Yes, Ben feels like a pathetic loser, more pathetic than the lone monkey looking at him sadly until the day he crashes the young Miss Robinson’s wedding, ferociously beats the groom with the cross (what a blasphemy!) and literally steals the bride. The final scene of the disheveled Ben and Elaine in her white wedding dress riding the city bus out of breath yet glowing with happiness shows there must be a reason for the third line in “Boy gets girl. Boy loses girl. Boy gets girl.” comedy structure.

Since Dustin Hoffman is stereotypized in the portrayals of vulnerable characters easily manipulated by women (“The Midnight Cowboy,” “Kramer vs. Kramer”), the role of Ben fits him perfectly. As a matter of fact, his performance in “The Graduate” is Hoffman’s breakthrough on the big screen and also a prelude to his later appearances as the best friend of a male prostitute in “The Midnight Cowboy” opposite Jon Voight and as a butter-fingered single father in “Kramer vs. Kramer” opposite Meryl Streep.

For the latter movie, he won his first Oscar.

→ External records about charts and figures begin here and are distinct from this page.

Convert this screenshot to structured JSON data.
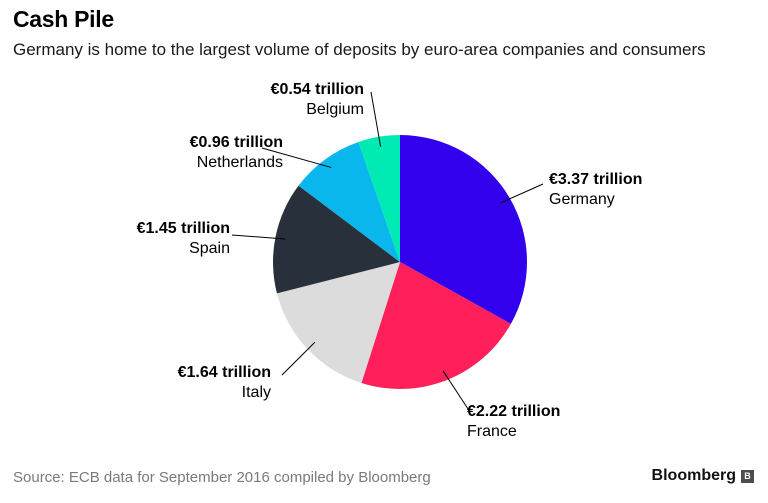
{
  "header": {
    "title": "Cash Pile",
    "subtitle": "Germany is home to the largest volume of deposits by euro-area companies and consumers"
  },
  "chart_data": {
    "type": "pie",
    "title": "Cash Pile",
    "subtitle": "Germany is home to the largest volume of deposits by euro-area companies and consumers",
    "unit": "€ trillion",
    "slices": [
      {
        "name": "Germany",
        "value": 3.37,
        "label": "€3.37 trillion",
        "color": "#3300ee"
      },
      {
        "name": "France",
        "value": 2.22,
        "label": "€2.22 trillion",
        "color": "#ff1f5a"
      },
      {
        "name": "Italy",
        "value": 1.64,
        "label": "€1.64 trillion",
        "color": "#dcdcdc"
      },
      {
        "name": "Spain",
        "value": 1.45,
        "label": "€1.45 trillion",
        "color": "#28313b"
      },
      {
        "name": "Netherlands",
        "value": 0.96,
        "label": "€0.96 trillion",
        "color": "#09b7ed"
      },
      {
        "name": "Belgium",
        "value": 0.54,
        "label": "€0.54 trillion",
        "color": "#00eab3"
      }
    ]
  },
  "footer": {
    "source": "Source: ECB data for September 2016 compiled by Bloomberg",
    "brand": "Bloomberg",
    "brand_icon": "bloomberg-logo-icon"
  }
}
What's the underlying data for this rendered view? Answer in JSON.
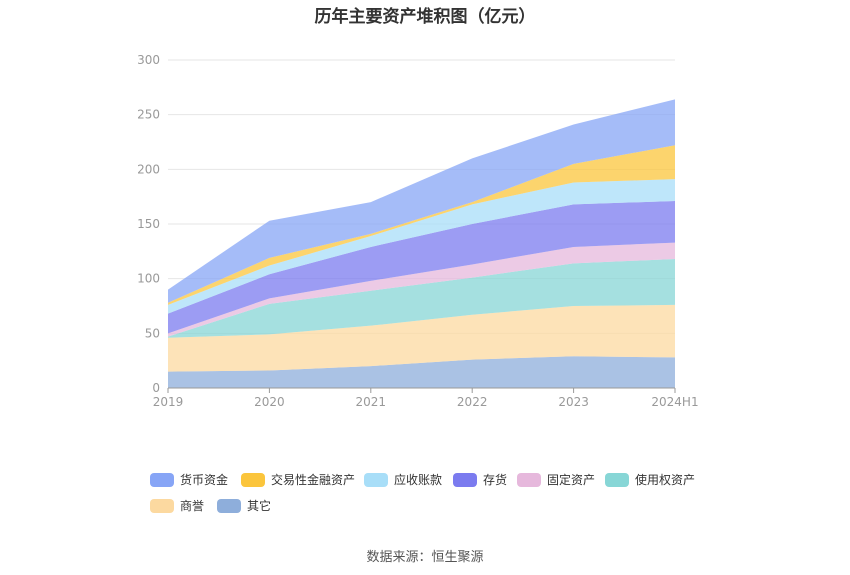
{
  "title": "历年主要资产堆积图（亿元）",
  "source": "数据来源：恒生聚源",
  "chart_data": {
    "type": "area",
    "stacked": true,
    "title": "历年主要资产堆积图（亿元）",
    "xlabel": "",
    "ylabel": "",
    "ylim": [
      0,
      300
    ],
    "yticks": [
      0,
      50,
      100,
      150,
      200,
      250,
      300
    ],
    "grid": true,
    "legend_position": "bottom",
    "categories": [
      "2019",
      "2020",
      "2021",
      "2022",
      "2023",
      "2024H1"
    ],
    "series": [
      {
        "name": "其它",
        "color": "#8eaedb",
        "values": [
          15,
          16,
          20,
          26,
          29,
          28
        ]
      },
      {
        "name": "商誉",
        "color": "#fcd9a0",
        "values": [
          31,
          33,
          37,
          41,
          46,
          48
        ]
      },
      {
        "name": "使用权资产",
        "color": "#87d6d6",
        "values": [
          1,
          28,
          32,
          34,
          39,
          42
        ]
      },
      {
        "name": "固定资产",
        "color": "#e6b8dc",
        "values": [
          3,
          5,
          9,
          12,
          15,
          15
        ]
      },
      {
        "name": "存货",
        "color": "#7b7bef",
        "values": [
          18,
          22,
          31,
          37,
          39,
          38
        ]
      },
      {
        "name": "应收账款",
        "color": "#a8def8",
        "values": [
          8,
          8,
          10,
          18,
          20,
          20
        ]
      },
      {
        "name": "交易性金融资产",
        "color": "#fbc53c",
        "values": [
          2,
          7,
          2,
          2,
          17,
          31
        ]
      },
      {
        "name": "货币资金",
        "color": "#87a5f6",
        "values": [
          12,
          34,
          29,
          40,
          36,
          42
        ]
      }
    ]
  },
  "legend": [
    {
      "name": "货币资金",
      "color": "#87a5f6"
    },
    {
      "name": "交易性金融资产",
      "color": "#fbc53c"
    },
    {
      "name": "应收账款",
      "color": "#a8def8"
    },
    {
      "name": "存货",
      "color": "#7b7bef"
    },
    {
      "name": "固定资产",
      "color": "#e6b8dc"
    },
    {
      "name": "使用权资产",
      "color": "#87d6d6"
    },
    {
      "name": "商誉",
      "color": "#fcd9a0"
    },
    {
      "name": "其它",
      "color": "#8eaedb"
    }
  ]
}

His onscreen seducer/female manipulator Anne Bancroft plays her character with a certain degree of theatricality, most likely acquired from Bancroft’s stints on Broadway. There is something that really belongs to the stage both in the firm posture of her figure (she is slightly towering over Hoffman) and the piercing sense of seduction in her deep black Italian eyes.

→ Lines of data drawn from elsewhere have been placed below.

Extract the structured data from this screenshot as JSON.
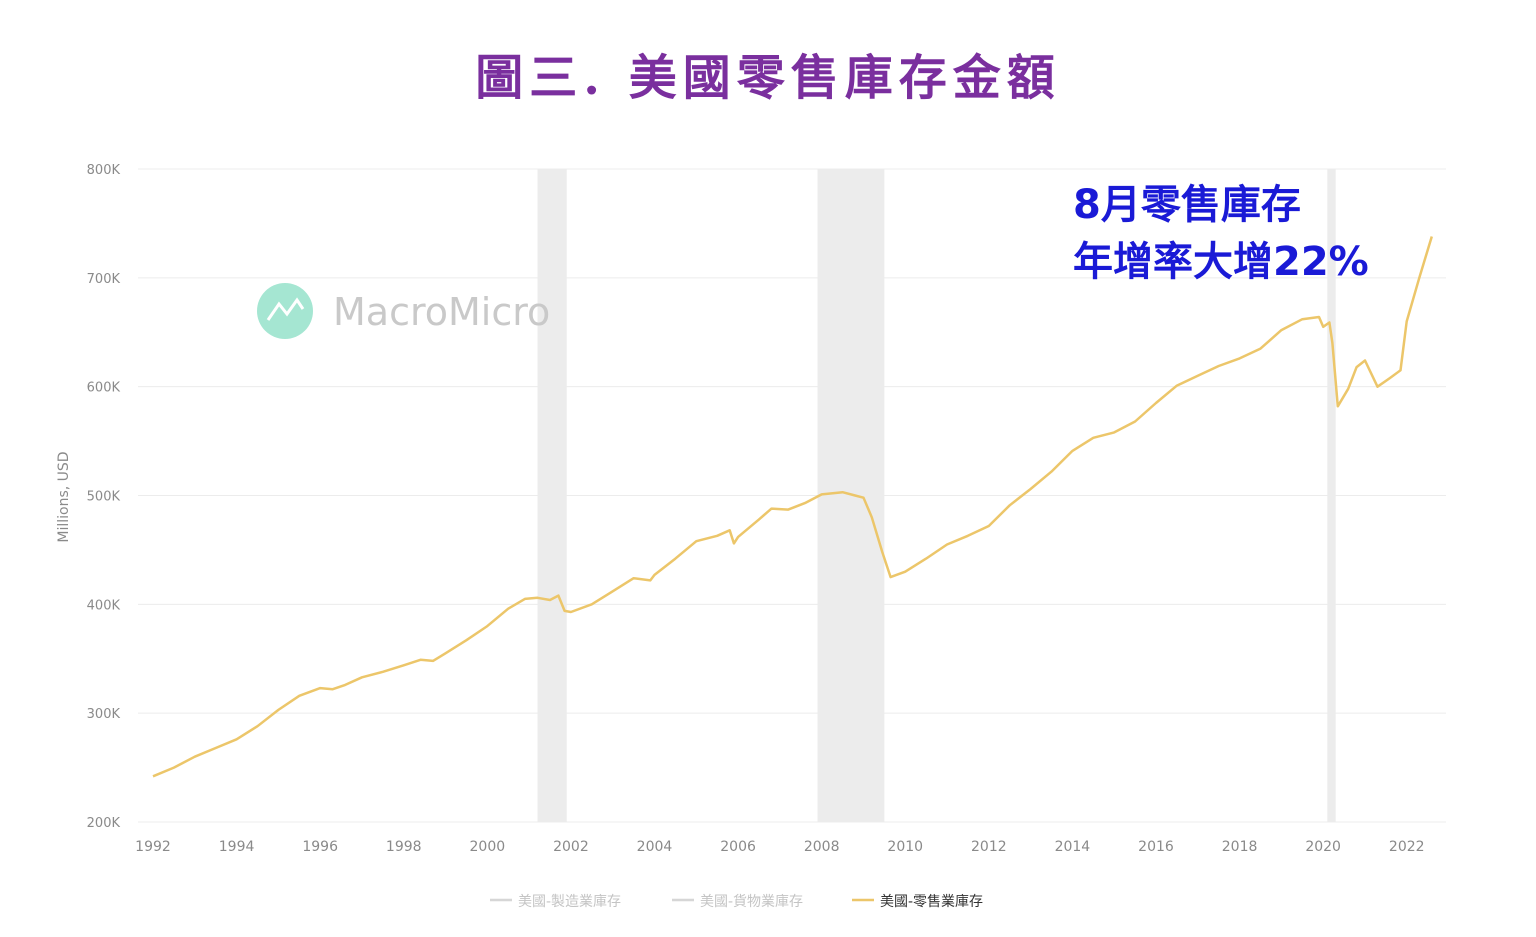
{
  "title": "圖三. 美國零售庫存金額",
  "chart_data": {
    "type": "line",
    "ylabel": "Millions, USD",
    "ylim": [
      200000,
      800000
    ],
    "yticks": [
      200000,
      300000,
      400000,
      500000,
      600000,
      700000,
      800000
    ],
    "ytick_labels": [
      "200K",
      "300K",
      "400K",
      "500K",
      "600K",
      "700K",
      "800K"
    ],
    "xlim": [
      1992.0,
      2022.7
    ],
    "xticks": [
      1992,
      1994,
      1996,
      1998,
      2000,
      2002,
      2004,
      2006,
      2008,
      2010,
      2012,
      2014,
      2016,
      2018,
      2020,
      2022
    ],
    "xtick_labels": [
      "1992",
      "1994",
      "1996",
      "1998",
      "2000",
      "2002",
      "2004",
      "2006",
      "2008",
      "2010",
      "2012",
      "2014",
      "2016",
      "2018",
      "2020",
      "2022"
    ],
    "grid": true,
    "legend_position": "bottom",
    "recessions": [
      [
        2001.2,
        2001.9
      ],
      [
        2007.9,
        2009.5
      ],
      [
        2020.1,
        2020.3
      ]
    ],
    "series": [
      {
        "name": "美國-零售業庫存",
        "color": "#ecc66a",
        "points": [
          [
            1992.0,
            242000
          ],
          [
            1992.5,
            250000
          ],
          [
            1993.0,
            260000
          ],
          [
            1993.5,
            268000
          ],
          [
            1994.0,
            276000
          ],
          [
            1994.5,
            288000
          ],
          [
            1995.0,
            303000
          ],
          [
            1995.5,
            316000
          ],
          [
            1996.0,
            323000
          ],
          [
            1996.3,
            322000
          ],
          [
            1996.6,
            326000
          ],
          [
            1997.0,
            333000
          ],
          [
            1997.5,
            338000
          ],
          [
            1998.0,
            344000
          ],
          [
            1998.4,
            349000
          ],
          [
            1998.7,
            348000
          ],
          [
            1999.0,
            355000
          ],
          [
            1999.5,
            367000
          ],
          [
            2000.0,
            380000
          ],
          [
            2000.5,
            396000
          ],
          [
            2000.9,
            405000
          ],
          [
            2001.2,
            406000
          ],
          [
            2001.5,
            404000
          ],
          [
            2001.7,
            408000
          ],
          [
            2001.85,
            394000
          ],
          [
            2002.0,
            393000
          ],
          [
            2002.5,
            400000
          ],
          [
            2003.0,
            412000
          ],
          [
            2003.5,
            424000
          ],
          [
            2003.9,
            422000
          ],
          [
            2004.0,
            427000
          ],
          [
            2004.5,
            442000
          ],
          [
            2005.0,
            458000
          ],
          [
            2005.5,
            463000
          ],
          [
            2005.8,
            468000
          ],
          [
            2005.9,
            456000
          ],
          [
            2006.0,
            462000
          ],
          [
            2006.5,
            478000
          ],
          [
            2006.8,
            488000
          ],
          [
            2007.2,
            487000
          ],
          [
            2007.6,
            493000
          ],
          [
            2008.0,
            501000
          ],
          [
            2008.5,
            503000
          ],
          [
            2008.8,
            500000
          ],
          [
            2009.0,
            498000
          ],
          [
            2009.2,
            480000
          ],
          [
            2009.45,
            448000
          ],
          [
            2009.65,
            425000
          ],
          [
            2010.0,
            430000
          ],
          [
            2010.5,
            442000
          ],
          [
            2011.0,
            455000
          ],
          [
            2011.5,
            463000
          ],
          [
            2012.0,
            472000
          ],
          [
            2012.5,
            491000
          ],
          [
            2013.0,
            506000
          ],
          [
            2013.5,
            522000
          ],
          [
            2014.0,
            541000
          ],
          [
            2014.5,
            553000
          ],
          [
            2015.0,
            558000
          ],
          [
            2015.5,
            568000
          ],
          [
            2016.0,
            585000
          ],
          [
            2016.5,
            601000
          ],
          [
            2017.0,
            610000
          ],
          [
            2017.5,
            619000
          ],
          [
            2018.0,
            626000
          ],
          [
            2018.5,
            635000
          ],
          [
            2019.0,
            652000
          ],
          [
            2019.5,
            662000
          ],
          [
            2019.9,
            664000
          ],
          [
            2020.0,
            655000
          ],
          [
            2020.15,
            659000
          ],
          [
            2020.22,
            640000
          ],
          [
            2020.35,
            582000
          ],
          [
            2020.6,
            598000
          ],
          [
            2020.8,
            618000
          ],
          [
            2021.0,
            624000
          ],
          [
            2021.3,
            600000
          ],
          [
            2021.6,
            608000
          ],
          [
            2021.85,
            615000
          ],
          [
            2022.0,
            660000
          ],
          [
            2022.3,
            700000
          ],
          [
            2022.6,
            738000
          ]
        ]
      }
    ],
    "legend": [
      {
        "label": "美國-製造業庫存",
        "color": "#d6d6d6",
        "text_color": "#c4c4c4"
      },
      {
        "label": "美國-貨物業庫存",
        "color": "#d6d6d6",
        "text_color": "#c4c4c4"
      },
      {
        "label": "美國-零售業庫存",
        "color": "#ecc66a",
        "text_color": "#333333"
      }
    ],
    "annotation": {
      "line1": "8月零售庫存",
      "line2": "年增率大增22%"
    },
    "watermark": "MacroMicro"
  }
}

It is, namely, this theatricality that makes the onscreen romance believably scandalous, despite the fact that in real life Anne Bancroft is only a few years older than Dustin Hoffman.

Yes, the late Bancroft knows how to play with classiness for her film debut is opposite not anybody else but Merilyn Monroe in “Don’t Bother to Knock” (1952). Her (Bancroft’s) appearance is the perfect foil for Katharine Ross air of innocence and naïveté. The relative newcomer Ross (“Butch Cassidy and the Sundance Kid”) is so good at portraying the goody-goody daddy’s girl Elaine that it is shocking to even think that she could be only nine years younger than her onscreen mother Bancroft. She should have won the Academy Award for a Best Supporting Actress.

In psychoanalytical terms, the love triangle Mrs. Robinson-Ben-Elaine forms a re-definition of the Elektra Complex.

If “Lolita” were to be re-written with reversed gender roles, Ben would be the perfect male substitute for the main heroine. If the typical comedy recipe “Boy gets girl. Boy loses girl. Boy gets girl.” needed a blueprint, “The Graduate” would qualify. That’s why this film is so unique.